Harnessing the Power of Large Language Models for Empathetic Response Generation: Empirical Investigations and Improvements
Yushan Qian, Wei-Nan Zhang, Ting Liu
TL;DR
The paper demonstrates that large language models can significantly improve empathetic response generation in dialogues, surpassing state-of-the-art baselines. It introduces three targeted improvements—semantically similar in-context learning, two-stage interactive generation, and knowledge-base augmentation using a commonsense graph via COMET—and validates them with extensive automatic and human evaluations. Additionally, the study explores GPT-4 as a surrogate evaluator, finding meaningful correlations with human judgments.

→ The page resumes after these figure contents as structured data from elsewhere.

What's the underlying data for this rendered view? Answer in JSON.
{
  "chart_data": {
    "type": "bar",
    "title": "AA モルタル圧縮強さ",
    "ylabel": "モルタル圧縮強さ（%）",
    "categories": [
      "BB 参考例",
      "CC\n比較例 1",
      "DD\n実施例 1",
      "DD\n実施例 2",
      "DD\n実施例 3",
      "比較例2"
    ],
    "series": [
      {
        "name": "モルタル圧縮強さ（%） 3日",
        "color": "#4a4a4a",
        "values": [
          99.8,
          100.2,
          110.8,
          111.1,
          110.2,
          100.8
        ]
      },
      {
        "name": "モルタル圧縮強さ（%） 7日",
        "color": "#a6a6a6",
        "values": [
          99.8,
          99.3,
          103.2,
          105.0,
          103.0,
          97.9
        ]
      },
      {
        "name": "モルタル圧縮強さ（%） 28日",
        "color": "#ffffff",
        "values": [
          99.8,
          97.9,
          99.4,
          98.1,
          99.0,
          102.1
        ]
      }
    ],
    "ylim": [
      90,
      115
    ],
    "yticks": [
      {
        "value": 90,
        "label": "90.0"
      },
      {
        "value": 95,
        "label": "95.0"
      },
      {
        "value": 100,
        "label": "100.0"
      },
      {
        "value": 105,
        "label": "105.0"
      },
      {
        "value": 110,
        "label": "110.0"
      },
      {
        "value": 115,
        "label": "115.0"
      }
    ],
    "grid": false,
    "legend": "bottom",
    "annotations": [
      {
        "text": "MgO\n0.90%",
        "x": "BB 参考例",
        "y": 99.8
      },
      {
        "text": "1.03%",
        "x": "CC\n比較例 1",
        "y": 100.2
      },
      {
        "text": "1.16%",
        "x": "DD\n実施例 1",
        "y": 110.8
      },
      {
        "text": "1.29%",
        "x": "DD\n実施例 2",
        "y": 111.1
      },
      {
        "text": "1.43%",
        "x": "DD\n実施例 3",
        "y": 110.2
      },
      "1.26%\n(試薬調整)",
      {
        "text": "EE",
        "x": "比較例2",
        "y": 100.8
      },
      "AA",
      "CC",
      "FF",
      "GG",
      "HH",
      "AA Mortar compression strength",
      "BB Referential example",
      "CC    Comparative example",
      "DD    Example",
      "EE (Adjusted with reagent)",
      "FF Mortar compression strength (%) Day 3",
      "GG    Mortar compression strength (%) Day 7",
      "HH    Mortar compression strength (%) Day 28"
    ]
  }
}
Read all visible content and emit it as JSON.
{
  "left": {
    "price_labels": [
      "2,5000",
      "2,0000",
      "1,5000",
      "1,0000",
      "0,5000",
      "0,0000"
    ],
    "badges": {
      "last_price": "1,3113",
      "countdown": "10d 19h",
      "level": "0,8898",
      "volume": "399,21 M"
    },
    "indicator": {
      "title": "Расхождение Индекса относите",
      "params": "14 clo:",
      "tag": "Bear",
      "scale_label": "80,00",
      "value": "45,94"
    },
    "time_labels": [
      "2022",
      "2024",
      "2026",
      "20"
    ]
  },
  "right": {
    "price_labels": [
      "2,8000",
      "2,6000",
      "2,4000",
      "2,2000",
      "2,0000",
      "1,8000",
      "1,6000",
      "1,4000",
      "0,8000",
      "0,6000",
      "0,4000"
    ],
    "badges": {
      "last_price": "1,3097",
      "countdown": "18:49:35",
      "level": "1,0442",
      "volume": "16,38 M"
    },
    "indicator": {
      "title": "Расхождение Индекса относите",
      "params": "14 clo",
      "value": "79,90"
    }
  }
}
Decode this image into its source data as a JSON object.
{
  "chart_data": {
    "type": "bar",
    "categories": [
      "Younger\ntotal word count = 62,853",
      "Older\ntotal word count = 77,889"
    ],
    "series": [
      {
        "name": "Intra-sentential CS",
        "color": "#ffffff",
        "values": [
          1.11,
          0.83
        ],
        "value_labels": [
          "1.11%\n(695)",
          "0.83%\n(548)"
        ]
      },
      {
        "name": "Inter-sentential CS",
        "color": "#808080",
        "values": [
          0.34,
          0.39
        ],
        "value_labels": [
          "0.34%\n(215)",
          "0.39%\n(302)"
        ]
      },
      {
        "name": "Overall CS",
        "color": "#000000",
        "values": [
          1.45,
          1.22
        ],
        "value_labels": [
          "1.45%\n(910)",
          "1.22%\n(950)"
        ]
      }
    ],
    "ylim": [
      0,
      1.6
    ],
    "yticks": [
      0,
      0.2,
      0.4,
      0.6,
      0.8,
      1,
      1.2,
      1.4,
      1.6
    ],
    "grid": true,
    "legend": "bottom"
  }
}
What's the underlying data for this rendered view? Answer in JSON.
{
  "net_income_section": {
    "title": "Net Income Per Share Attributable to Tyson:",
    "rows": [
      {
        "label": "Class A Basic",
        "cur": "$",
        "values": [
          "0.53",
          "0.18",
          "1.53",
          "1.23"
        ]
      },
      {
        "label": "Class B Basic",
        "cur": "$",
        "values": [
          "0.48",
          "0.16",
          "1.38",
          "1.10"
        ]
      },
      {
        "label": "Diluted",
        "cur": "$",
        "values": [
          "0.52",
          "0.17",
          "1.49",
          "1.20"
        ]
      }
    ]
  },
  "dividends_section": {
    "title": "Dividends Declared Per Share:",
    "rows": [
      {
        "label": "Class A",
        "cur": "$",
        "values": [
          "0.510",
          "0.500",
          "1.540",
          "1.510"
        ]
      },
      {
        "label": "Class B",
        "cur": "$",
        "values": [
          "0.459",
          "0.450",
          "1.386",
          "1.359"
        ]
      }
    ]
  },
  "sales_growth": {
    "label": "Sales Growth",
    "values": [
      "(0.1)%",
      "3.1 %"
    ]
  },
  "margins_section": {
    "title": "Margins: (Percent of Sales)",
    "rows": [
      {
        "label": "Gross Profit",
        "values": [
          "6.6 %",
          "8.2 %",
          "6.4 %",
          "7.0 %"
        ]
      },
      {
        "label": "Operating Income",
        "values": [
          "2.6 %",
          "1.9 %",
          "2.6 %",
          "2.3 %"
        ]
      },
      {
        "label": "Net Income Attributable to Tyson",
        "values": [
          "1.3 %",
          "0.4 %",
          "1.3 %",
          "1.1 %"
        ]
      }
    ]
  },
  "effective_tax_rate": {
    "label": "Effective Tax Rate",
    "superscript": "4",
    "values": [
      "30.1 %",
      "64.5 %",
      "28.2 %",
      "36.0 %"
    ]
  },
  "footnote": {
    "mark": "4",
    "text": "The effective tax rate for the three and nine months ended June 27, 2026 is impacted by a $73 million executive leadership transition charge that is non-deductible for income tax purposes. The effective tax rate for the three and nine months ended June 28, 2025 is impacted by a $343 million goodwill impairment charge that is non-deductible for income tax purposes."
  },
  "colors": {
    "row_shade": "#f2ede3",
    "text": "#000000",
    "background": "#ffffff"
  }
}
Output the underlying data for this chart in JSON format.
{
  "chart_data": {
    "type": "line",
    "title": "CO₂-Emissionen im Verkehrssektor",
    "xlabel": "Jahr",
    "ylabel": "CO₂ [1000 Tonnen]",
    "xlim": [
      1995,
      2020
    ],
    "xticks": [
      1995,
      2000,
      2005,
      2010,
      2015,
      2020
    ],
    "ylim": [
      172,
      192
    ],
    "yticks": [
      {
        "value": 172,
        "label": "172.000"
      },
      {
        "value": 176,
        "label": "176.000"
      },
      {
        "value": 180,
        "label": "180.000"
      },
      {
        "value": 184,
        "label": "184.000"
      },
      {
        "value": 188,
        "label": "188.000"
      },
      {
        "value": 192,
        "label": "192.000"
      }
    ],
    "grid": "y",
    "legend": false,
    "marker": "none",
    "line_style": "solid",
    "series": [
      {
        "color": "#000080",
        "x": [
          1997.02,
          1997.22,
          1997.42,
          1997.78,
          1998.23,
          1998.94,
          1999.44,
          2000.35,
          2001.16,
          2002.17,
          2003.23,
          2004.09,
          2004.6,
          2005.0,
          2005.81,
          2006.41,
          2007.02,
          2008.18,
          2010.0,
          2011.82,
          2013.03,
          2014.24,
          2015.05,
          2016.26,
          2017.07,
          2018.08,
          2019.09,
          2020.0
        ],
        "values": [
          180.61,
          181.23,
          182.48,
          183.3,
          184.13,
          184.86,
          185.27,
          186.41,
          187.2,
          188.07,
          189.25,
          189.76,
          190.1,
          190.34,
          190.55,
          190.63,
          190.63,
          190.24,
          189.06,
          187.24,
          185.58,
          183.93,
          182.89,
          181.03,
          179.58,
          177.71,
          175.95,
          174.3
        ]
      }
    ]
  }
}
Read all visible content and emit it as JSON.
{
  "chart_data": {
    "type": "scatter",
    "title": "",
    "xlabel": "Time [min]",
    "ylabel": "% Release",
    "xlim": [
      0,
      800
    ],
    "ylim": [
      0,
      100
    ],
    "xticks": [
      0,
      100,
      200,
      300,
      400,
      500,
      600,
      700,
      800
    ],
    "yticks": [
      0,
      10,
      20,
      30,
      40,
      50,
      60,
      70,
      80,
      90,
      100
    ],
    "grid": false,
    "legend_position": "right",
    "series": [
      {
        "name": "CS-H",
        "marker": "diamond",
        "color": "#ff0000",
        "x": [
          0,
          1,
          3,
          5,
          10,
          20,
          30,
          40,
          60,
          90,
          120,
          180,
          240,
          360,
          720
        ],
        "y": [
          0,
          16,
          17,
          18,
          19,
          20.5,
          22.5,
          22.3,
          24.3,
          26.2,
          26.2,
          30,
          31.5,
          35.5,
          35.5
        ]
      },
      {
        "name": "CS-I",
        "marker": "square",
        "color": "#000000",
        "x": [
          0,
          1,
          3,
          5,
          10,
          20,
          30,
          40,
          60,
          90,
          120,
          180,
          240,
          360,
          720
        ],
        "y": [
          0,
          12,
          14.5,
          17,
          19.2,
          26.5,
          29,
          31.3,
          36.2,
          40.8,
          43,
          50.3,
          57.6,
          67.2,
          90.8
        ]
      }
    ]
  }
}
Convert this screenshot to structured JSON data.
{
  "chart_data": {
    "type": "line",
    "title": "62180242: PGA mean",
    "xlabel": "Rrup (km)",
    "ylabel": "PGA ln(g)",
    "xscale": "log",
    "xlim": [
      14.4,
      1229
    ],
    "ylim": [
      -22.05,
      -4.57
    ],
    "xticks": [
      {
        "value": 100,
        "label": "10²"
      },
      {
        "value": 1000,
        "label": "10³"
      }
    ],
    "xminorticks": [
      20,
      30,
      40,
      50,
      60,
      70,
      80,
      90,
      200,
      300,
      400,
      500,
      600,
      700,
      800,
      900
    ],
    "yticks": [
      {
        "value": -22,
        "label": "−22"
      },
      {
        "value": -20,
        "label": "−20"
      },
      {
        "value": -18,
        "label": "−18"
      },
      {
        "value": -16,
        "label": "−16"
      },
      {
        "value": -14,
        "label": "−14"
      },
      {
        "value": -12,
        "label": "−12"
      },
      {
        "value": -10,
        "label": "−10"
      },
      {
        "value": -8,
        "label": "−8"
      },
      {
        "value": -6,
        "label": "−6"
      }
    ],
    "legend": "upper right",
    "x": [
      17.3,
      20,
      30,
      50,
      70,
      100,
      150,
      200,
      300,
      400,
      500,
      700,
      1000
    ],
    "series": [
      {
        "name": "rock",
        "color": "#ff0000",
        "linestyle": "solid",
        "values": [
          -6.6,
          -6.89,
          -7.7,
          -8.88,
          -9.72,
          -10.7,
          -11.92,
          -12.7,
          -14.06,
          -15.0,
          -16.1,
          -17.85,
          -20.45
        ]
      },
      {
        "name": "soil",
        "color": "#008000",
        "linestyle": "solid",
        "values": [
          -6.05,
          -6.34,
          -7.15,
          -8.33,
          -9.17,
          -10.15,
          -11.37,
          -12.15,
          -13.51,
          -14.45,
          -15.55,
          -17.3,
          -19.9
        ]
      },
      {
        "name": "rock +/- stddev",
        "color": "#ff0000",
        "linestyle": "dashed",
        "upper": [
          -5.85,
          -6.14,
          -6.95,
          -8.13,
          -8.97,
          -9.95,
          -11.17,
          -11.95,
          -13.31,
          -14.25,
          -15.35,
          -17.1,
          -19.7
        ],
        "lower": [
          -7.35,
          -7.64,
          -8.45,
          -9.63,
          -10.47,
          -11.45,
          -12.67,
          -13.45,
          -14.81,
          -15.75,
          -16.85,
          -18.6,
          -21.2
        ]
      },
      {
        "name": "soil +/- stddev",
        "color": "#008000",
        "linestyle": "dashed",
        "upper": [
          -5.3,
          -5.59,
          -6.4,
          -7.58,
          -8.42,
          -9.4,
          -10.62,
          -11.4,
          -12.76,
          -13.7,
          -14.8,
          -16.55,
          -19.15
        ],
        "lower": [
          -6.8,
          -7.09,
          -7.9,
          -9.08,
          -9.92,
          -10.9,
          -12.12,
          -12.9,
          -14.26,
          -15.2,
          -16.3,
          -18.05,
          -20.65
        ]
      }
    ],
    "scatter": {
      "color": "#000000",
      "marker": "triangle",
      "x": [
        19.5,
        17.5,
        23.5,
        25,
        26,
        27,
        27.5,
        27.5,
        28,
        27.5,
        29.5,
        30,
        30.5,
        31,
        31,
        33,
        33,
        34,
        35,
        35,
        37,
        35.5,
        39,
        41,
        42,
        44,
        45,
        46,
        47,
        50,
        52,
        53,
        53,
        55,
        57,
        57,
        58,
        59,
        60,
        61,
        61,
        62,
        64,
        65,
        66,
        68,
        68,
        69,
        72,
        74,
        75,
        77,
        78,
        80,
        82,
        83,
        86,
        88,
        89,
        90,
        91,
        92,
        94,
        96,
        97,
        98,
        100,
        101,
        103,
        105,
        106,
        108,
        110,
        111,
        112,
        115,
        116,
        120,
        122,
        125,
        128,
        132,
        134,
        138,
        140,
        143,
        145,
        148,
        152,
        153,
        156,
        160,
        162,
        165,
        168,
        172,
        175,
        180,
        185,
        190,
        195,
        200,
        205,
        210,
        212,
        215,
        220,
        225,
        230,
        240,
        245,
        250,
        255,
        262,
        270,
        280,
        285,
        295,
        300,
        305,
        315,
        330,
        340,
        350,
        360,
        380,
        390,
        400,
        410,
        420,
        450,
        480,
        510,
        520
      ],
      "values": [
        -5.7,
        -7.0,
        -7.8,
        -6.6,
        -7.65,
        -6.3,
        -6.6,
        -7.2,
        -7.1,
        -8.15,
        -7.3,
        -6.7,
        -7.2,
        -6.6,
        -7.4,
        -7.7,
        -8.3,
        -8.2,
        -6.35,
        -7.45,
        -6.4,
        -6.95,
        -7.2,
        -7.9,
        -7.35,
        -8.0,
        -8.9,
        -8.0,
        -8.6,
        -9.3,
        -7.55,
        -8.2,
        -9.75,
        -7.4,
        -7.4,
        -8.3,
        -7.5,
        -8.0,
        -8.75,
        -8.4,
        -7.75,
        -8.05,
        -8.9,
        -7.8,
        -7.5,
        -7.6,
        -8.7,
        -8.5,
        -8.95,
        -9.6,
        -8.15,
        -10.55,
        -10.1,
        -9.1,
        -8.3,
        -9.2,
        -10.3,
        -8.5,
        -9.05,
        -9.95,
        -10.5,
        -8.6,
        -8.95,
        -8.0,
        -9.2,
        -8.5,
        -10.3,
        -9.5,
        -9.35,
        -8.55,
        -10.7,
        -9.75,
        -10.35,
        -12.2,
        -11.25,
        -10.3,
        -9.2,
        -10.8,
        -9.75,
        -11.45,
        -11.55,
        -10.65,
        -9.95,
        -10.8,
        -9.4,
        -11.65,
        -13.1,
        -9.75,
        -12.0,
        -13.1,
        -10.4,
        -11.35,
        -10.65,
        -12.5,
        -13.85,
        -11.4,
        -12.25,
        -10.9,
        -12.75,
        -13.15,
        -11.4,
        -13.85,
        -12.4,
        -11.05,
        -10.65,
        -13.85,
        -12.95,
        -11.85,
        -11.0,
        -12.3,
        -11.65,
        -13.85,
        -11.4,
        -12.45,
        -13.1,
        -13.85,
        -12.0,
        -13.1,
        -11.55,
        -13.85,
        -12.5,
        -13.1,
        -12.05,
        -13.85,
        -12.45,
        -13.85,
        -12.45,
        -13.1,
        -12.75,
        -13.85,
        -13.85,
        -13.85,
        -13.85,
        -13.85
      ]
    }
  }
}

The work advances practical empathetic dialogue systems and provides insights into efficient evaluation and knowledge integration for LLM-based generation.
Abstract
Empathetic dialogue is an indispensable part of building harmonious social relationships and contributes to the development of a helpful AI. Previous approaches are mainly based on fine small-scale language models. With the advent of ChatGPT, the application effect of large language models (LLMs) in this field has attracted great attention. This work empirically investigates the performance of LLMs in generating empathetic responses and proposes three improvement methods of semantically similar in-context learning, two-stage interactive generation, and combination with the knowledge base. Extensive experiments show that LLMs can significantly benefit from our proposed methods and is able to achieve state-of-the-art performance in both automatic and human evaluations. Additionally, we explore the possibility of GPT-4 simulating human evaluators.